The State of Ethics: Moral and Civic Education in Ulaanbaatar


DATE
Tuesday September 17, 2019
TIME
4:00 PM - 6:00 PM
COST
Free

Join us for this Institute of Asian Research event on the state of ethics in Mongolia, with special guest Jade Richards, a PhD student from the School of Anthropology at the University of Kent, UK. With welcome remarks by SPPGA Professor Julian Dierkes.

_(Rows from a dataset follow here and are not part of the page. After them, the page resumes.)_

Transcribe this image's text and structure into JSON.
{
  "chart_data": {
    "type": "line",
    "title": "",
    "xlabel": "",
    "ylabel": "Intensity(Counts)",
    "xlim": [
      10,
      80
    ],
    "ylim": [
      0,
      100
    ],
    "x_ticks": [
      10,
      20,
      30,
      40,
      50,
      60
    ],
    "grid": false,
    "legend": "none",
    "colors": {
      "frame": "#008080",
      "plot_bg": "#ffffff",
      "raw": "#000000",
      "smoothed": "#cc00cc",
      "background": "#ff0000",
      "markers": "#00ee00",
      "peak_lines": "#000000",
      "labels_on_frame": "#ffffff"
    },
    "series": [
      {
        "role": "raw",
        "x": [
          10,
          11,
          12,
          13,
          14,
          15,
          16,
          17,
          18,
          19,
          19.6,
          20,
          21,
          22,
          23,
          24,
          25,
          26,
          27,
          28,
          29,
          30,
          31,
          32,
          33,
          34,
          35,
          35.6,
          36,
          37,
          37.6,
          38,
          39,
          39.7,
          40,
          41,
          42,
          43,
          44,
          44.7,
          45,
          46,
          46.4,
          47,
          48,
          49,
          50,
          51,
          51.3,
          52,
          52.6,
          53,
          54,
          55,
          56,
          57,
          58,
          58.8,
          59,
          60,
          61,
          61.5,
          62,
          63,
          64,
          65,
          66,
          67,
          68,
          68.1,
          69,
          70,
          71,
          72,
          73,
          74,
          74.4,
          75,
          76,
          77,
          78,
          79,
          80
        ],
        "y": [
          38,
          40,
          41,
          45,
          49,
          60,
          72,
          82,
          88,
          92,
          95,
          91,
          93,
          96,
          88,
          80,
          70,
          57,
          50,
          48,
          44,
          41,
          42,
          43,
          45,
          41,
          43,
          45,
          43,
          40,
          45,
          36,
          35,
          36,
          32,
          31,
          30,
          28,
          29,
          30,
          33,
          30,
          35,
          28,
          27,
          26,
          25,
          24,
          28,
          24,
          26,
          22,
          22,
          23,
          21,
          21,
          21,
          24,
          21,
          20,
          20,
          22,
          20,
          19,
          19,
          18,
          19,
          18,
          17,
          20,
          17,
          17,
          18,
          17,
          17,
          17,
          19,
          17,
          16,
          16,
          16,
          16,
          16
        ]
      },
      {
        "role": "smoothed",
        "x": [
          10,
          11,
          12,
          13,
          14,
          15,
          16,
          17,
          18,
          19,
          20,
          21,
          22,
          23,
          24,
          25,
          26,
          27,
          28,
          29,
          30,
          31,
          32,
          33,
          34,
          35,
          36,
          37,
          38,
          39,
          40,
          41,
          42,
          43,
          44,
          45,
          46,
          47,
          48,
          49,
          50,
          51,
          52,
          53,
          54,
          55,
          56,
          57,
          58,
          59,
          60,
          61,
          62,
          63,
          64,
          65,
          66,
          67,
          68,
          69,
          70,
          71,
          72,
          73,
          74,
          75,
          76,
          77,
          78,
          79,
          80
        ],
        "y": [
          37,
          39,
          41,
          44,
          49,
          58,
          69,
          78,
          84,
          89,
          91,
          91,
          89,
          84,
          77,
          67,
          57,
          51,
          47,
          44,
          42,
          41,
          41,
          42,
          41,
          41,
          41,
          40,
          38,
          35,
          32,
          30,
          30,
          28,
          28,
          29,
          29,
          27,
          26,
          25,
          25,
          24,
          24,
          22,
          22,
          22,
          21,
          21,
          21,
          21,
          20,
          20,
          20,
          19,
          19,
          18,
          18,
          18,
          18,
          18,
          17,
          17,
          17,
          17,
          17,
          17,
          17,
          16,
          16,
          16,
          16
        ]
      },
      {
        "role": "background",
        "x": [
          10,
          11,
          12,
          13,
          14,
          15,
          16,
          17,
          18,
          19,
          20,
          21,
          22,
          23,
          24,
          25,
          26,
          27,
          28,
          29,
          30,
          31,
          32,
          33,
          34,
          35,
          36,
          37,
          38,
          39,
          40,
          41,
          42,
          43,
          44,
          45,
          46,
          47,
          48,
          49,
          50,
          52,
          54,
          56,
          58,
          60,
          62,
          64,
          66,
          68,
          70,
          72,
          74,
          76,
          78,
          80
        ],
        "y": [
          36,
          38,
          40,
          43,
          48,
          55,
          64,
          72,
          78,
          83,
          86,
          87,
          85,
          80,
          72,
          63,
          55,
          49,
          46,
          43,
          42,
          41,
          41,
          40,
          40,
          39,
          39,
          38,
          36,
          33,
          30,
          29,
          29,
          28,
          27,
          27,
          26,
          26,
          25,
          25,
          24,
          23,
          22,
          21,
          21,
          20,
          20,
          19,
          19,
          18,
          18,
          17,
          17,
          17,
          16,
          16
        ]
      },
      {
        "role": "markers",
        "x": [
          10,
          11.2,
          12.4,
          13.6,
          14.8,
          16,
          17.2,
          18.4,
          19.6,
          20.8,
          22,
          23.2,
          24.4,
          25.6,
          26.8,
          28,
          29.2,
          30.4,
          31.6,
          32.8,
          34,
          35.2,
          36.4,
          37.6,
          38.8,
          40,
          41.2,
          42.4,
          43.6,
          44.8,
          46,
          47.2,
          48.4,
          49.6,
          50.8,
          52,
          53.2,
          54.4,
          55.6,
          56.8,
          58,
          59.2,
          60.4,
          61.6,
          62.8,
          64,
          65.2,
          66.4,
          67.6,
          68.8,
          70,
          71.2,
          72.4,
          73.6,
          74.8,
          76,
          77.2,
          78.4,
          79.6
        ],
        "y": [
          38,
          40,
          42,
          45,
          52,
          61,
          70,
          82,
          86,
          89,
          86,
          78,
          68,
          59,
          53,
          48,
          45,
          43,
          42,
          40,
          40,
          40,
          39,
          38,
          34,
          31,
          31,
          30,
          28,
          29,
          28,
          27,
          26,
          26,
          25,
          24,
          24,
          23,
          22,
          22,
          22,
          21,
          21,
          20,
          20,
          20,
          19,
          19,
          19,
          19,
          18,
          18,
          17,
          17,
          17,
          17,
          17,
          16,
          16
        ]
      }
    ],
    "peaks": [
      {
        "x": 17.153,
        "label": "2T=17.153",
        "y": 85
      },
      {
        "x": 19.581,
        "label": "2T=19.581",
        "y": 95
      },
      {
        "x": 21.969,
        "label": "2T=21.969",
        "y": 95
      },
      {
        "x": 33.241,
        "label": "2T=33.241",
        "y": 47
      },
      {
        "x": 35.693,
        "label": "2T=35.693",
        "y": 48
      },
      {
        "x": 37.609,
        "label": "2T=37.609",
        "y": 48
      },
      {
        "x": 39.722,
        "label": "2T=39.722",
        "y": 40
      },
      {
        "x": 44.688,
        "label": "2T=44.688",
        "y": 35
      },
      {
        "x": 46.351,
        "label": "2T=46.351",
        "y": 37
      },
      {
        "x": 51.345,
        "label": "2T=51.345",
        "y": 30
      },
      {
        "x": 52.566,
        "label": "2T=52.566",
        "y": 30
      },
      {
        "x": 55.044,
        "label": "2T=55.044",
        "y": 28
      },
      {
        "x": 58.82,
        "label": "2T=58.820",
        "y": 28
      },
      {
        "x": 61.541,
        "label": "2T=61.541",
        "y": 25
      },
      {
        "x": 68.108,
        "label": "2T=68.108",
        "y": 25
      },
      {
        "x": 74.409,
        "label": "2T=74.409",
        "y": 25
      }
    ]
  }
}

In Mongolia, a fundamental breakdown of trust between politicians and electorates has recently given rise to a widespread sense of disaffection among ordinary citizens. Many people feel that the political landscape proposed by democratization has begun to run counter to their sense of moral order in particularly stark ways. As a result, they reject certain dimensions of democracy, such as freedom, that fail to live up to their material and ethical expectations. For teachers of moral and civic education, this has presented a unique challenge.

Anchored in insights from Jane Richards’ evolving research on Lifelong Education in Ulaanbaatar, this talk explores the question of why democratic freedom has become the object of so much contention, and the attempts of moral and civic education teachers to rethink the meaning of freedom and the practice of civic virtue in their classrooms. She pays particular attention to the ethical factors that structure their view of how best to relate to themselves and others, as well as to values, objects and institutions. This involves thinking about people’s own criteria for evaluating democracy on a more ethical scale than is usual in political analysis. Crucially, she uses civic education as the grounds from which to better understand how larger shifts are understood by ordinary citizens and subsequently refashioned into critiques and new political forms on the ground. This not only reflects emerging political sensibilities as they are locally constructed through what is considered ethically correct, but also as a product of and reaction to the current unethical perception of politicians.

Bio: Jade is a final year PhD student from the School of Anthropology at the University of Kent, UK. This talk is part of her larger thesis project titled ‘Creative Citizenship: Ethics, Expectation and Lifelong Education in Ulaanbaatar’. Based on 18 months of fieldwork at Mongolia’s largest Non-formal and Lifelong Education Centre, her research explores the diverse array of classes designed to equip unemployed adults with the ‘traditional’ knowledge, practical skills and ethical dispositions considered necessary to meet the rapidly changing demands of everyday urban life. Jade is currently at UBC as a visiting international research student working along Dr. Julian Dierkes to write about the relationship between ethical self-cultivation and democracy in contemporary Ulaanbaatar.

The event is sold out but you’re welcome to show up at the door.